Although it’s less likely these days to see a child with their baby bottle filled with soda, it does happen. And when you consider the amount of sugar in juices that aren’t 100% fruit juice, even filling a sippy cup with these sugary drinks is an exercise in obesity-related-disease-roulette. The fact is, U.S. children are drinking too many sugary beverages and their health is failing as a result.
As CBS News reports, an estimated 17 percent of children between the ages of 2 and 19 are obese. We’ve seen the research linking older children’s consumption of sugary drinks to obesity, but results among the younger youths have been mixed.

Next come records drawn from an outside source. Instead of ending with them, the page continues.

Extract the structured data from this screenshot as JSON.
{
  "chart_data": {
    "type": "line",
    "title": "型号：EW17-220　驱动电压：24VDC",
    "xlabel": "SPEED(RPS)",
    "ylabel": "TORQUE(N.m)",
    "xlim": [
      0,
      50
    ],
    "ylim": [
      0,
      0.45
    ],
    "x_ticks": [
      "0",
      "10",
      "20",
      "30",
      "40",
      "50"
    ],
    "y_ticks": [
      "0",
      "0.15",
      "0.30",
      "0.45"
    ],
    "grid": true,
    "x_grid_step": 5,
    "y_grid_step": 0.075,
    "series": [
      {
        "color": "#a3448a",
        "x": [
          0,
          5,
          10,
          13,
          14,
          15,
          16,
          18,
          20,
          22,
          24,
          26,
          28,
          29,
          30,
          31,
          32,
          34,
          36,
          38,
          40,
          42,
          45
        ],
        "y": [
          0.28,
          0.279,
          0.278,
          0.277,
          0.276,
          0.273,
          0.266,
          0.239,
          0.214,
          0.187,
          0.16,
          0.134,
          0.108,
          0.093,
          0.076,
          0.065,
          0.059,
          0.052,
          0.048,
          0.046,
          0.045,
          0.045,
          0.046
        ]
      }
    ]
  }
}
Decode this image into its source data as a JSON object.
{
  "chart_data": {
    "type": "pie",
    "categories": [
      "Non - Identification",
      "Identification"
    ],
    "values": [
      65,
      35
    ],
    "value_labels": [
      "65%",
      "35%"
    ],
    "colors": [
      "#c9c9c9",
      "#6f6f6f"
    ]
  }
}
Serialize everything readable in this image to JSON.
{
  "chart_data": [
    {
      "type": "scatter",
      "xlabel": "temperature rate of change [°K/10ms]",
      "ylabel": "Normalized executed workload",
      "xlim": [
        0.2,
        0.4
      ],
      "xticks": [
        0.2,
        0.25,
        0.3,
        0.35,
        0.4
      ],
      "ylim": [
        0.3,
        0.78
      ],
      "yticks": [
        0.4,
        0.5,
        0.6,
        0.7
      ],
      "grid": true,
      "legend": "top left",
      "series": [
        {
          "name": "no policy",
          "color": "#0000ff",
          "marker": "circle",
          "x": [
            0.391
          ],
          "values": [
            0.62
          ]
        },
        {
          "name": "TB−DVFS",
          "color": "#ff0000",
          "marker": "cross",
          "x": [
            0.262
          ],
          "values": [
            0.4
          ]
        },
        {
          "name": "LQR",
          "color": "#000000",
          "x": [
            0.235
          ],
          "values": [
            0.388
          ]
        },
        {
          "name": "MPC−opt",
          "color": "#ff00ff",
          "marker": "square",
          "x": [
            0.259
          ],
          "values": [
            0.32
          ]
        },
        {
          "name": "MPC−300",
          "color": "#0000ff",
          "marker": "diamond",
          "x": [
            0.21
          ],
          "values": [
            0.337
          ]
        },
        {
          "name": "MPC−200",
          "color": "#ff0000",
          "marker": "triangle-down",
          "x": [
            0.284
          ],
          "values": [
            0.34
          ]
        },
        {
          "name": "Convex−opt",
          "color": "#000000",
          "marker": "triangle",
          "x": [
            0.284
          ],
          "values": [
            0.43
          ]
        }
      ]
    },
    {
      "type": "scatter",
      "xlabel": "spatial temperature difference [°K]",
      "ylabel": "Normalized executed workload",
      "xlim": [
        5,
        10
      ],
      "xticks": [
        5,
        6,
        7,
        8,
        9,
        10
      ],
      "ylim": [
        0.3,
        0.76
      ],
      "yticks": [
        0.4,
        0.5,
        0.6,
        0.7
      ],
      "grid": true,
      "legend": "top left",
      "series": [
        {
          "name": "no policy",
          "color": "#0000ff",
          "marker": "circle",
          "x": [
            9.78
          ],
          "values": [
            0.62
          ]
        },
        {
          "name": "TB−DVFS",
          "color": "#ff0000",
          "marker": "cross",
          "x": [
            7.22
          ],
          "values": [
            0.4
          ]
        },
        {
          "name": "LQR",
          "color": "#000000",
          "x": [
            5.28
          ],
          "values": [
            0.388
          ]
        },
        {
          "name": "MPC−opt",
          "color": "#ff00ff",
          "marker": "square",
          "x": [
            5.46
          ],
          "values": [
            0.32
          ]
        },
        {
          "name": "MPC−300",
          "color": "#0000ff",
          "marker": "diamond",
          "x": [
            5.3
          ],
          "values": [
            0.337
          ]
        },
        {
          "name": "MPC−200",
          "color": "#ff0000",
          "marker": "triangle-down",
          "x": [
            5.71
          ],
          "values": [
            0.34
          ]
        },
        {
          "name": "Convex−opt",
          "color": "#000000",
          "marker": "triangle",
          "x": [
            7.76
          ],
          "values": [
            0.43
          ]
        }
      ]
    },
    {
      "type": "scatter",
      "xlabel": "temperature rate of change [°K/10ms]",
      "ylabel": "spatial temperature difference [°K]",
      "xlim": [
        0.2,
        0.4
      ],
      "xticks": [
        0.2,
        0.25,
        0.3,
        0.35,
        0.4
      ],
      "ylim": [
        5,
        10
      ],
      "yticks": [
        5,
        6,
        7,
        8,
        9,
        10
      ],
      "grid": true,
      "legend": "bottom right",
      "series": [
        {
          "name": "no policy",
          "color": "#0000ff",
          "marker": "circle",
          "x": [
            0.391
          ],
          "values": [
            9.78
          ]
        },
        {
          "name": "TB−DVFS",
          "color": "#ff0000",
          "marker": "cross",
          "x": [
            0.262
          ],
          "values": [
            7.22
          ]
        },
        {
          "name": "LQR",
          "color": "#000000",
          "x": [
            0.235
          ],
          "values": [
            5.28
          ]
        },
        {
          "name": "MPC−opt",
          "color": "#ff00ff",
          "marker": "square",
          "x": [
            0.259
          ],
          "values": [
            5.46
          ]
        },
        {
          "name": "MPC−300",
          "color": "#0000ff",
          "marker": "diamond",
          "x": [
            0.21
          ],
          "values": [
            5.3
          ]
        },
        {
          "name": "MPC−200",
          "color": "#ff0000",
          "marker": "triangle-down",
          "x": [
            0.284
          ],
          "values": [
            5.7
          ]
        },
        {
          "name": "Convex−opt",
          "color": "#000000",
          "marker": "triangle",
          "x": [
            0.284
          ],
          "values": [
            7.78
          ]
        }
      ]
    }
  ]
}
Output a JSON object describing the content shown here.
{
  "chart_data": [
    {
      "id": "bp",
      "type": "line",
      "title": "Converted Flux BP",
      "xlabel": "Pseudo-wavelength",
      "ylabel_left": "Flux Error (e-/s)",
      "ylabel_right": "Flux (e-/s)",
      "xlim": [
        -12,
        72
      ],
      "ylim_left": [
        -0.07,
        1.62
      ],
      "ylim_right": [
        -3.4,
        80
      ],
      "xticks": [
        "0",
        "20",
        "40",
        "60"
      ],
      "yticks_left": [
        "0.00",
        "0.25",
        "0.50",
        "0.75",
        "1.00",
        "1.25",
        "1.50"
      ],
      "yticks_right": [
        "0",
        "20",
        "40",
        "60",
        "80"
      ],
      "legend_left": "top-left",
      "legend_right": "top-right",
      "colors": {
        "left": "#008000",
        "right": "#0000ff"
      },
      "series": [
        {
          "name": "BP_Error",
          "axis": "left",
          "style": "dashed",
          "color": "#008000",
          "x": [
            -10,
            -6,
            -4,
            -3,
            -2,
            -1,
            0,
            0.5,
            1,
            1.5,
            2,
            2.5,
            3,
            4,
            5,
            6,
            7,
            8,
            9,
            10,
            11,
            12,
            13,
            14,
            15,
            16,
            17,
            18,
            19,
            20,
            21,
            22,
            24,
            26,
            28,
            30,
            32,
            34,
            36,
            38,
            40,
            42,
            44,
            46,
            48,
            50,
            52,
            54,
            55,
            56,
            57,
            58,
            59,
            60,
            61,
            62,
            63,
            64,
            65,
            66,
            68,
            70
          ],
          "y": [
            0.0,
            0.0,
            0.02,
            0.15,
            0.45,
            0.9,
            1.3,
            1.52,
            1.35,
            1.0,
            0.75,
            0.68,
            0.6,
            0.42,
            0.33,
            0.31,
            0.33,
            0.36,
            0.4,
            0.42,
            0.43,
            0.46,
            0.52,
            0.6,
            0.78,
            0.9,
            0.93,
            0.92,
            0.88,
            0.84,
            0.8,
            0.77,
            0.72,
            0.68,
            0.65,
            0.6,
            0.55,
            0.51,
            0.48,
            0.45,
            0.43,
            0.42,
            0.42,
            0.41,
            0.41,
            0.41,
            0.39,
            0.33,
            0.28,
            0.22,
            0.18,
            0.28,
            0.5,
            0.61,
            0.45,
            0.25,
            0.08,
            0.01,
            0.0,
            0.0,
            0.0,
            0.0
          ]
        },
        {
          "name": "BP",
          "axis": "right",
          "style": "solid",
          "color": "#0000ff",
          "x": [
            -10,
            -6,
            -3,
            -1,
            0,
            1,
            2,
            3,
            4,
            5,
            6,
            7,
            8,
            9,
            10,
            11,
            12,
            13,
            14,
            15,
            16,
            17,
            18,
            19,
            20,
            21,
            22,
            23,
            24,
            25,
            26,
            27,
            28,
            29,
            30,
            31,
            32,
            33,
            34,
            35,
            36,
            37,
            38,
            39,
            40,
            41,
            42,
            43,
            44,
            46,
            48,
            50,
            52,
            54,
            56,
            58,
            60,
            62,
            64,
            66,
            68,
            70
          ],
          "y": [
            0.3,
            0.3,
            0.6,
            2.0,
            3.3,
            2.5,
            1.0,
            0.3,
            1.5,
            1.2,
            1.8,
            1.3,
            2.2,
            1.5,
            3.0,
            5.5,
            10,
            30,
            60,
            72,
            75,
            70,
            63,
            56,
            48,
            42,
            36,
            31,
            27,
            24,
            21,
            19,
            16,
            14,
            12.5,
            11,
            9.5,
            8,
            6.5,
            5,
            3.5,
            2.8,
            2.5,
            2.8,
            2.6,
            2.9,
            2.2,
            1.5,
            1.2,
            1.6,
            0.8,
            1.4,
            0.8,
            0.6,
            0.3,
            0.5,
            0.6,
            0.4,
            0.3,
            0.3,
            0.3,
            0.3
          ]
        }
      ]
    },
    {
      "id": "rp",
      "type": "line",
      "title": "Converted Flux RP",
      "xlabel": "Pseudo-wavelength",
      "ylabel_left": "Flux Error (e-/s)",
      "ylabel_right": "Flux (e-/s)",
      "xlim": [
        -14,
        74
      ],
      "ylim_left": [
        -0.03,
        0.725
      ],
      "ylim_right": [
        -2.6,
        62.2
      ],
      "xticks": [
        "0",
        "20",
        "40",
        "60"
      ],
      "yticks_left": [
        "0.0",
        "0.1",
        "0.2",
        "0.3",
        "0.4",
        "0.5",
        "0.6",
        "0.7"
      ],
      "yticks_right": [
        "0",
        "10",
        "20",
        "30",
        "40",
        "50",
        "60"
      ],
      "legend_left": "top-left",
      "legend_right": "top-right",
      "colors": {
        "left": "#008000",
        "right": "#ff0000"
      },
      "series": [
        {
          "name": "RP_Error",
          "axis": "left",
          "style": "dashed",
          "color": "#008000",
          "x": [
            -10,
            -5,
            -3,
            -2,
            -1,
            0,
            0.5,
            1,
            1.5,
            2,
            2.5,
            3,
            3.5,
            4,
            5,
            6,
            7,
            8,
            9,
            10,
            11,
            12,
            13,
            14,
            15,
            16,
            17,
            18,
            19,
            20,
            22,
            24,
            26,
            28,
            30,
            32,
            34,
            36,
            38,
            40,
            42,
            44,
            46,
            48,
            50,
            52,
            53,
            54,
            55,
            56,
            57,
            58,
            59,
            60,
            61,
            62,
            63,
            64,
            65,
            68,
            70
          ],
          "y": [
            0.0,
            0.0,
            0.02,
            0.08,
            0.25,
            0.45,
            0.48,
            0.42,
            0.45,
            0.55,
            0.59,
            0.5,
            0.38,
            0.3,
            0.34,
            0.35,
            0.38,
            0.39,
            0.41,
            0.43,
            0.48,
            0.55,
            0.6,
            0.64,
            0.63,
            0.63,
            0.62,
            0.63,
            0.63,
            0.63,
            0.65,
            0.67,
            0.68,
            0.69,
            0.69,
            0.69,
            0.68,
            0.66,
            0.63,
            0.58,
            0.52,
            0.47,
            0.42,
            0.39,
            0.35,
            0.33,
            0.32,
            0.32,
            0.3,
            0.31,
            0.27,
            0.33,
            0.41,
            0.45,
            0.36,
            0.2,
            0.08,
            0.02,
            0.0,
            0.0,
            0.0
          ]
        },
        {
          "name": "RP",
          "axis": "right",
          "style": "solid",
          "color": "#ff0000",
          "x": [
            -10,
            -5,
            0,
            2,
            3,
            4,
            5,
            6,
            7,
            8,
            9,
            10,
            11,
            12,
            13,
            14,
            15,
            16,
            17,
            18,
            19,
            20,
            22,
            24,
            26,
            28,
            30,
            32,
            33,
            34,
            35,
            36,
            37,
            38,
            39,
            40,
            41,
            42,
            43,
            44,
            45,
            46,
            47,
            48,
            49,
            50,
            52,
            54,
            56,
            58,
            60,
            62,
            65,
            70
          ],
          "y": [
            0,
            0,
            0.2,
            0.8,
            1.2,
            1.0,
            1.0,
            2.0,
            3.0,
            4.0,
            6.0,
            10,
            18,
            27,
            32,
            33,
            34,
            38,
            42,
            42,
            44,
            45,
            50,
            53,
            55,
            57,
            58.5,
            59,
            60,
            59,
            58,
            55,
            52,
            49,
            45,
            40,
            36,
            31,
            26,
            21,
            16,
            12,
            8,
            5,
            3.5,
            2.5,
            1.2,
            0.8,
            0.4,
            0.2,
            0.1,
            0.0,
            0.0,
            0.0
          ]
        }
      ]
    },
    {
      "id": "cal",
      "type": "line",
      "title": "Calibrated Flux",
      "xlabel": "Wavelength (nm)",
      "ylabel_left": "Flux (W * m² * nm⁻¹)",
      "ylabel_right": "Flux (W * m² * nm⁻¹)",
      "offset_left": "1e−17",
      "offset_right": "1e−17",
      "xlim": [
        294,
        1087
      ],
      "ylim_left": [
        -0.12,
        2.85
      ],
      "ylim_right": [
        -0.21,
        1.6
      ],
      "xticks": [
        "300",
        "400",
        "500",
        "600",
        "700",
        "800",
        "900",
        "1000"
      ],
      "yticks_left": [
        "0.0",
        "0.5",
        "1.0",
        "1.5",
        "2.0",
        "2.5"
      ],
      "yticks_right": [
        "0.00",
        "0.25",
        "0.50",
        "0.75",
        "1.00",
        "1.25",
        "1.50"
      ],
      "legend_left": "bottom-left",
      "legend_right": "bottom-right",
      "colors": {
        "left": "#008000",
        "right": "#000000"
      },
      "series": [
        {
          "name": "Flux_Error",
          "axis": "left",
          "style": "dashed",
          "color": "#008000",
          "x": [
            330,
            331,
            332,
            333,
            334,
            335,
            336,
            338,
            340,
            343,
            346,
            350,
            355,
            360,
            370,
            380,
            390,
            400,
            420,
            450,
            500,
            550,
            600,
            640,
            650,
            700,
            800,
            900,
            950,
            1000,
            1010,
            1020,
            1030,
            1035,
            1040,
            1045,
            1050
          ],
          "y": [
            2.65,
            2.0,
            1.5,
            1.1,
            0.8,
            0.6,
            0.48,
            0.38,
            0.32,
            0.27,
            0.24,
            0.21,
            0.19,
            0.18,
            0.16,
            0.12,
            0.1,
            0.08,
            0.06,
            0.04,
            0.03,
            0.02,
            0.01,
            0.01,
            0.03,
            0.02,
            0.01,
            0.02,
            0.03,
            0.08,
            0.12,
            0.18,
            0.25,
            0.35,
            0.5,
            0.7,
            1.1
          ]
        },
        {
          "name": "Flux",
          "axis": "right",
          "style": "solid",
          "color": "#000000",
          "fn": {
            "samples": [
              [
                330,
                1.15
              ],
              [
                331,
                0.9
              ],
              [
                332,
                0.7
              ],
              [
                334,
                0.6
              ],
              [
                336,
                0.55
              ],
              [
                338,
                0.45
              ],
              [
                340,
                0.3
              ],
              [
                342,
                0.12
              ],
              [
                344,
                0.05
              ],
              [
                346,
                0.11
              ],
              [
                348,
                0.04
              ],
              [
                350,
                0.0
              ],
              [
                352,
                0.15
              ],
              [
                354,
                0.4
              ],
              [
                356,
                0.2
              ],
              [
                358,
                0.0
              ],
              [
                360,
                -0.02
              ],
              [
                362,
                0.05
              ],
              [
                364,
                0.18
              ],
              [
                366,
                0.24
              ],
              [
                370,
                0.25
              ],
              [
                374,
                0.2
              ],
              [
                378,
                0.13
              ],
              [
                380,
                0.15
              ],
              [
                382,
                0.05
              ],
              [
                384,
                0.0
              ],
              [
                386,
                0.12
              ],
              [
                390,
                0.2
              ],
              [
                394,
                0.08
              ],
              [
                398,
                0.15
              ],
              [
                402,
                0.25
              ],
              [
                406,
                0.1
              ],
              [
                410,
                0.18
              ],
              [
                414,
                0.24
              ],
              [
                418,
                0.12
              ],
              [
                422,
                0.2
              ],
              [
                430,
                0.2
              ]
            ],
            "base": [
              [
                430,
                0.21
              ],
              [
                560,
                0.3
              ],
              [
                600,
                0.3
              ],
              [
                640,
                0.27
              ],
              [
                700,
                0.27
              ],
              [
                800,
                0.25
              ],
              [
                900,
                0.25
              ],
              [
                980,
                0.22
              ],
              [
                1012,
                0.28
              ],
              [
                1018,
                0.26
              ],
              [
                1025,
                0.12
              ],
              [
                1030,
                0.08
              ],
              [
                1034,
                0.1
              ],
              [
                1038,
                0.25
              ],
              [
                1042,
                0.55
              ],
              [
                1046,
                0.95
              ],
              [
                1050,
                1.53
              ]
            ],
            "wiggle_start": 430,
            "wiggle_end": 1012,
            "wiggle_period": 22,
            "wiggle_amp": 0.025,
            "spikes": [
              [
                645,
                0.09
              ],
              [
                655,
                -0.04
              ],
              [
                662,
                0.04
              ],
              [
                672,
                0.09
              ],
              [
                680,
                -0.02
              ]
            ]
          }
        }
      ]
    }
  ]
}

Now, however, a new study has linked sugary drink consumption and obesity in children between the ages of 2 and 5.
“Even though sugar-sweetened beverages are relatively a small percentage of the calories that children take in, that additional amount of calories did contribute to more weight gain over time,” said dr. Mark DeBoer of the University of Virginia in Charlottesville.
DeBoer and a team of researchers tracked 9,600 children between the ages of 2 and 5, surveying their parents concerning drinking and television-watching habits. Their body mass index measurements were calculated and compared with these lifestyle measurements.
For 4 and 5 year olds, the findings were troubling, mirroring what we already knew from older children—the more sugary drinks that were consumed, the greater the risk for obesity. Specifically, in five-year olds, a daily sugary drink habit was associated with an increased risk of obesity by 1.5 times. This is especially bad news considering that children are consuming nearly 7 trillion calories of sugar from cancer-causing beverages each year.
In addition, these same children were found to spend more time in front of the television—more than the two hours of daily TV consumption recommended by pediatricians. While we would argue that 2 hours is too much television, more than two hours is certainly excessive.
“As a means of protecting against excess weight gain, parents and caregivers should be discouraged from providing their children with (sugar-sweetened beverages) and consuming instead calorie-free beverages and milk,” concluded the researchers. “Such steps may help mitigate a small but important contribution to the current epidemic of childhood obesity.”
If by calorie-free beverages, the researchers mean water, we support this statement. However, calorie free beverages like diet sodas and “light” drinks are certainly not sound alternatives for a child’s health than those laden with high fructose corn syrup and sugar.